India Focuses on Poorer Consumers
Wed, Oct 21, 2009
Trader Mark submits:
A quite fascinating article in the Wall Street Journal based on the premise that while much of our history of development and innovation has been to cater to the best off and then let cheaper versions of said innovations cast down to the poorer; the potential exists for the opposite to happen. Especially with some few billion poor on the globe – many in the fastest growing countries on Earth.
- Indian companies, long dependent on hand-me-down technology from developed nations, are becoming cutting-edge innovators as they target one of the world’s last untapped markets: the poor. India’s many engineers, whose best-known role is to help Western companies expand or cut costs, are now turning their attention to the purchasing potential of the nation’s own 1.1-billion population.
- The trend that surfaced when Tata Motors’ tiny $2,200 car, the Nano, hit Indian roads in July, has resulted in a slew of new products for people with little money who aspire to a taste of a better life.
- (this point is the key) Many products aren’t just cheaper versions of well-established models available in the West but have taken design and manufacturing assumptions honed in the developed world and turned them on their heads.
- Such inventions represent a fundamental shift in the global order of innovation. Until recently, the West served rich consumers and then let its products and technology filter down to poorer countries.
- Now, with the developed world mired in a slump and the developing world still growing quickly, companies are focusing on how to innovate, and profit, by going straight to the bottom rung of the economic ladder. They are taking advantage of cheap research and development and low-cost manufacturing to innovate for a market that’s grown large enough and sophisticated enough to make it worthwhile.

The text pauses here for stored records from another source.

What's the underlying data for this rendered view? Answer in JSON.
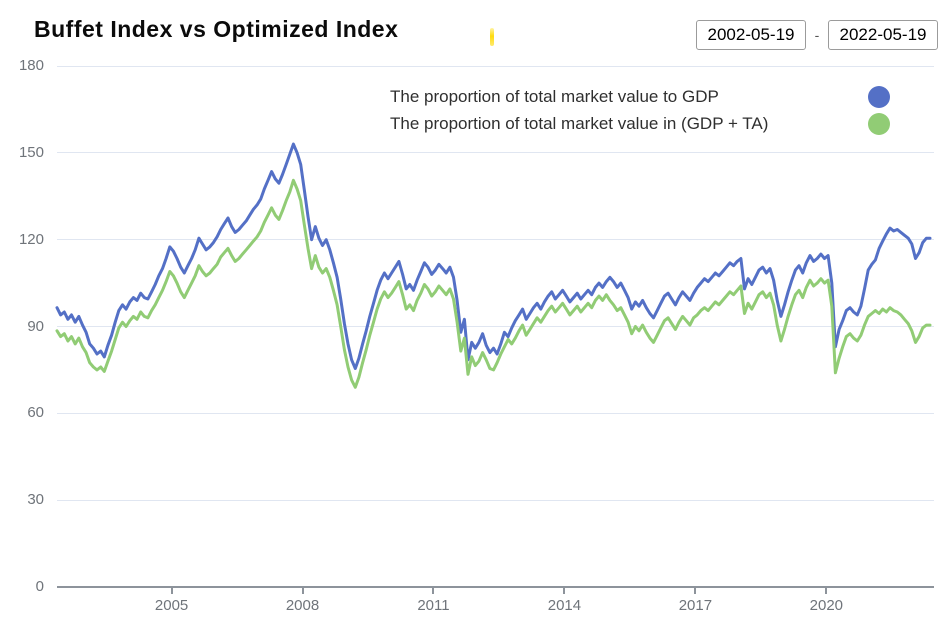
{
  "header": {
    "title": "Buffet Index vs Optimized Index",
    "date_range": {
      "start": "2002-05-19",
      "separator": "-",
      "end": "2022-05-19"
    }
  },
  "legend": {
    "items": [
      {
        "label": "The proportion of total market value to GDP",
        "color": "#5470c6"
      },
      {
        "label": "The proportion of total market value in (GDP + TA)",
        "color": "#91cc75"
      }
    ]
  },
  "colors": {
    "background": "#ffffff",
    "grid_line": "#e0e6f1",
    "axis_line": "#8d939b",
    "axis_label": "#6f747a",
    "legend_text": "#2f2f2f",
    "title_text": "#0b0b0b",
    "date_border": "#9b9b9b",
    "caret_artifact": "#ffd900",
    "series_blue": "#5470c6",
    "series_green": "#91cc75"
  },
  "chart_data": {
    "type": "line",
    "title": "Buffet Index vs Optimized Index",
    "x_unit": "month",
    "x_start": "2002-05",
    "x_end": "2022-05",
    "x_domain_years": [
      2002.375,
      2022.375
    ],
    "x_ticks": [
      {
        "label": "2005",
        "year": 2005
      },
      {
        "label": "2008",
        "year": 2008
      },
      {
        "label": "2011",
        "year": 2011
      },
      {
        "label": "2014",
        "year": 2014
      },
      {
        "label": "2017",
        "year": 2017
      },
      {
        "label": "2020",
        "year": 2020
      }
    ],
    "y_ticks": [
      0,
      30,
      60,
      90,
      120,
      150,
      180
    ],
    "ylim": [
      0,
      180
    ],
    "grid": true,
    "legend_position": "top-right",
    "line_width": 3,
    "series": [
      {
        "name": "The proportion of total market value to GDP",
        "color": "#5470c6",
        "values": [
          96.5,
          94,
          95,
          92.5,
          94,
          91.5,
          93.5,
          90.5,
          88,
          84,
          82.5,
          80.5,
          81.5,
          79.5,
          83.5,
          87,
          91.5,
          95.5,
          97.5,
          96,
          98.5,
          100,
          99,
          101.5,
          100,
          99.5,
          102,
          104.5,
          107.5,
          110,
          113.5,
          117.5,
          116,
          113.5,
          110.5,
          108.5,
          111,
          113.5,
          116.5,
          120.5,
          118.5,
          116.5,
          117.5,
          119,
          121,
          123.5,
          125.5,
          127.5,
          124.5,
          122.5,
          123.5,
          125,
          126.5,
          128.5,
          130.5,
          132,
          134,
          137.5,
          140.5,
          143.5,
          141,
          139.5,
          142.5,
          146,
          149.5,
          153,
          150,
          146,
          137,
          128,
          120,
          124.5,
          120.5,
          118,
          120,
          116.5,
          112,
          107,
          99.5,
          91,
          84,
          78.5,
          75.5,
          79,
          84,
          88.5,
          93.5,
          98,
          102.5,
          106,
          108.5,
          106.5,
          108.5,
          110.5,
          112.5,
          108,
          103,
          104.5,
          102.5,
          106,
          109,
          112,
          110.5,
          108,
          109.5,
          111.5,
          110,
          108.5,
          110.5,
          107,
          99,
          88,
          92.5,
          78.5,
          84.5,
          82.5,
          84.5,
          87.5,
          83.5,
          81,
          82.5,
          80.5,
          84,
          88,
          86.5,
          89.5,
          92,
          94,
          96,
          92.5,
          94.5,
          96.5,
          98,
          96,
          98.5,
          100.5,
          102,
          99.5,
          101,
          102.5,
          100.5,
          98.5,
          100,
          101.5,
          99.5,
          101,
          102.5,
          101,
          103.5,
          105,
          103.5,
          105.5,
          107,
          105.5,
          103.5,
          105,
          102.5,
          100,
          96,
          98.5,
          97,
          99,
          96.5,
          94.5,
          93,
          95.5,
          98,
          100.5,
          101.5,
          99.5,
          97.5,
          100,
          102,
          100.5,
          99,
          101.5,
          103.5,
          105,
          106.5,
          105.5,
          107,
          108.5,
          107.5,
          109,
          110.5,
          112,
          111,
          112.5,
          113.5,
          103,
          106.5,
          104.5,
          107,
          109.5,
          110.5,
          108.5,
          110,
          106,
          99,
          93.5,
          97.5,
          102,
          106,
          109.5,
          111,
          108.5,
          112,
          114.5,
          112.5,
          113.5,
          115,
          113.5,
          114.5,
          105,
          83,
          89,
          92,
          95.5,
          96.5,
          95,
          94,
          97,
          103,
          109.5,
          111.5,
          113,
          117,
          119.5,
          122,
          124,
          123,
          123.5,
          122.5,
          121.5,
          120.5,
          118.5,
          113.5,
          115.5,
          119,
          120.5,
          120.5
        ]
      },
      {
        "name": "The proportion of total market value in (GDP + TA)",
        "color": "#91cc75",
        "values": [
          88.5,
          86.5,
          87.5,
          85,
          86.5,
          84,
          86,
          83,
          81,
          77.5,
          76,
          75,
          76,
          74.5,
          78,
          81.5,
          85.5,
          89.5,
          91.5,
          90,
          92,
          93.5,
          92.5,
          95,
          93.5,
          93,
          95.5,
          97.5,
          100,
          102.5,
          105.5,
          109,
          107.5,
          105,
          102,
          100,
          102.5,
          105,
          107.5,
          111,
          109,
          107.5,
          108.5,
          110,
          111.5,
          114,
          115.5,
          117,
          114.5,
          112.5,
          113.5,
          115,
          116.5,
          118,
          119.5,
          121,
          123,
          126,
          128.5,
          131,
          128.5,
          127,
          130,
          133.5,
          136.5,
          140.5,
          137.5,
          133.5,
          125,
          117,
          110,
          114.5,
          110.5,
          108.5,
          110,
          107,
          102.5,
          97.5,
          90,
          82,
          76,
          71.5,
          69,
          72.5,
          77.5,
          82,
          87,
          91.5,
          96,
          99.5,
          102,
          100,
          101.5,
          103.5,
          105.5,
          101,
          96,
          97.5,
          95.5,
          99,
          101.5,
          104.5,
          103,
          100.5,
          102,
          104,
          102.5,
          101,
          103,
          99.5,
          91.5,
          81.5,
          86,
          73.5,
          79.5,
          76.5,
          78,
          81,
          78.5,
          75.5,
          75,
          77.5,
          80.5,
          83,
          85.5,
          84,
          86,
          88.5,
          90.5,
          87,
          89,
          91,
          93,
          91.5,
          93.5,
          95.5,
          97,
          95,
          96.5,
          98,
          96,
          94,
          95.5,
          97,
          95,
          96.5,
          98,
          96.5,
          99,
          100.5,
          99,
          101,
          99,
          97.5,
          95.5,
          96.5,
          94,
          91.5,
          87.5,
          90,
          88.5,
          90.5,
          88,
          86,
          84.5,
          87,
          89.5,
          92,
          93,
          91,
          89,
          91.5,
          93.5,
          92,
          90.5,
          93,
          94,
          95.5,
          96.5,
          95.5,
          97,
          98.5,
          97.5,
          99,
          100.5,
          102,
          101,
          102.5,
          104,
          94.5,
          98,
          96,
          98.5,
          101,
          102,
          100,
          101.5,
          97.5,
          90.5,
          85,
          89,
          93.5,
          97.5,
          101,
          102.5,
          100,
          103.5,
          106,
          104,
          105,
          106.5,
          105,
          106,
          97,
          74,
          79,
          83,
          86.5,
          87.5,
          86,
          85,
          87,
          90.5,
          93.5,
          94.5,
          95.5,
          94.5,
          96,
          95,
          96.5,
          95.5,
          95,
          94,
          92.5,
          91,
          88.5,
          84.5,
          86.5,
          89.5,
          90.5,
          90.5
        ]
      }
    ]
  }
}
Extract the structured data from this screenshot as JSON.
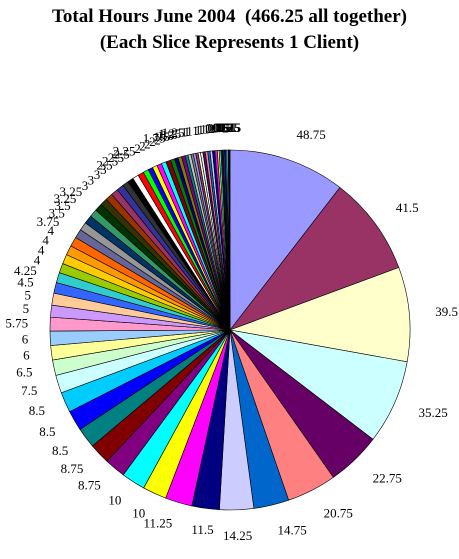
{
  "chart_data": {
    "type": "pie",
    "title": "Total Hours June 2004  (466.25 all together)",
    "subtitle": "(Each Slice Represents 1 Client)",
    "values": [
      48.75,
      41.5,
      39.5,
      35.25,
      22.75,
      20.75,
      14.75,
      14.25,
      11.5,
      11.25,
      10,
      10,
      8.75,
      8.75,
      8.5,
      8.5,
      8.5,
      7.5,
      6.5,
      6,
      6,
      5.75,
      5,
      5,
      4.5,
      4.25,
      4,
      4,
      4,
      4,
      3.75,
      3.5,
      3.5,
      3.25,
      3.25,
      3,
      3,
      3,
      3,
      2.5,
      2.5,
      2.5,
      2.5,
      2.25,
      2,
      2,
      2,
      2,
      2,
      1.75,
      1.5,
      1.5,
      1.5,
      1.25,
      1.25,
      1,
      1,
      1,
      1,
      1,
      1,
      1,
      1,
      1,
      1,
      1,
      0.75,
      0.75,
      0.5,
      0.5,
      0.5,
      0.5,
      0.5,
      0.5,
      0.25,
      0.25,
      0.25
    ],
    "labels": [
      "48.75",
      "41.5",
      "39.5",
      "35.25",
      "22.75",
      "20.75",
      "14.75",
      "14.25",
      "11.5",
      "11.25",
      "10",
      "10",
      "8.75",
      "8.75",
      "8.5",
      "8.5",
      "8.5",
      "7.5",
      "6.5",
      "6",
      "6",
      "5.75",
      "5",
      "5",
      "4.5",
      "4.25",
      "4",
      "4",
      "4",
      "4",
      "3.75",
      "3.5",
      "3.5",
      "3.25",
      "3.25",
      "3",
      "3",
      "3",
      "3",
      "2.5",
      "2.5",
      "2.5",
      "2.5",
      "2.25",
      "2",
      "2",
      "2",
      "2",
      "2",
      "1.75",
      "1.5",
      "1.5",
      "1.5",
      "1.25",
      "1.25",
      "1",
      "1",
      "1",
      "1",
      "1",
      "1",
      "1",
      "1",
      "1",
      "1",
      "1",
      "0.75",
      "0.75",
      "0.5",
      "0.5",
      "0.5",
      "0.5",
      "0.5",
      "0.5",
      "0.25",
      "0.25",
      "0.25"
    ],
    "colors": [
      "#9999FF",
      "#993366",
      "#FFFFCC",
      "#CCFFFF",
      "#660066",
      "#FF8080",
      "#0066CC",
      "#CCCCFF",
      "#000080",
      "#FF00FF",
      "#FFFF00",
      "#00FFFF",
      "#800080",
      "#800000",
      "#008080",
      "#0000FF",
      "#00CCFF",
      "#CCFFFF",
      "#CCFFCC",
      "#FFFF99",
      "#99CCFF",
      "#FF99CC",
      "#CC99FF",
      "#FFCC99",
      "#3366FF",
      "#33CCCC",
      "#99CC00",
      "#FFCC00",
      "#FF9900",
      "#FF6600",
      "#666699",
      "#969696",
      "#003366",
      "#339966",
      "#003300",
      "#333300",
      "#993300",
      "#993366",
      "#333399",
      "#333333",
      "#000000",
      "#FFFFFF",
      "#FF0000",
      "#00FF00",
      "#0000FF",
      "#FFFF00",
      "#FF00FF",
      "#00FFFF",
      "#800000",
      "#008000",
      "#000080",
      "#808000",
      "#800080",
      "#008080",
      "#C0C0C0",
      "#808080",
      "#9999FF",
      "#993366",
      "#FFFFCC",
      "#CCFFFF",
      "#660066",
      "#FF8080",
      "#0066CC",
      "#CCCCFF",
      "#000080",
      "#FF00FF",
      "#FFFF00",
      "#00FFFF",
      "#800080",
      "#800000",
      "#008080",
      "#0000FF",
      "#00CCFF",
      "#CCFFFF",
      "#CCFFCC",
      "#FFFF99",
      "#99CCFF"
    ],
    "start_angle_deg": 0,
    "direction": "clockwise",
    "legend": "none"
  }
}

- What is happening today is much different than the so-called "sachet revolution" of the 1980s when Unilever and other consumer-goods companies realized they could sell hundreds of millions of dollars more of their shampoo, detergent, toothpaste and snacks just by selling them in tiny packets.
- Indian engineers are reinventing products to cut costs and reach the billions of people world-wide who live on less than $2 a day.
- Everyone from small local players — looking to go national then global with their low-price inventions — to the country’s biggest conglomerate, the Tata Group, are in the race. They are trying to figure out what the poor want and how much they are willing to pay for it. Then the companies are going back to their research teams and crafting new products and unprecedented price points.
- Western companies as well as most large Indian companies have long ignored poor markets because any potential profits seemed too slim. It was too expensive to create a distribution system that could serve the consumer who shops from closet-size kiosks or weekly country markets.
- But instead of using traditional supply chains, many companies are distributing through rural self-help groups and microlenders that are already plugged into villages. And while profit margins are slim, companies are counting on volume to compensate. Many hope to sell to other poor and underserved markets in Asia and Africa eventually.
- Much of this is possible because engineers are so plentiful and inexpensive in India. It took close to 300 engineers around four years to develop the Tata Nano, which required rethinking everything from the engine to the seats to the supply chain to keep the sticker price at around $2,200.
- Unexpectedly strong demand for cheap cellphones in recent years revealed the untapped markets in India’s villages and slums. Thanks to $20 cellphones and two-cent-a-minute call rates, Indian cellphone companies are signing up more than five million new subscribers a month, most of them consumers no one would have considered serving only five years ago.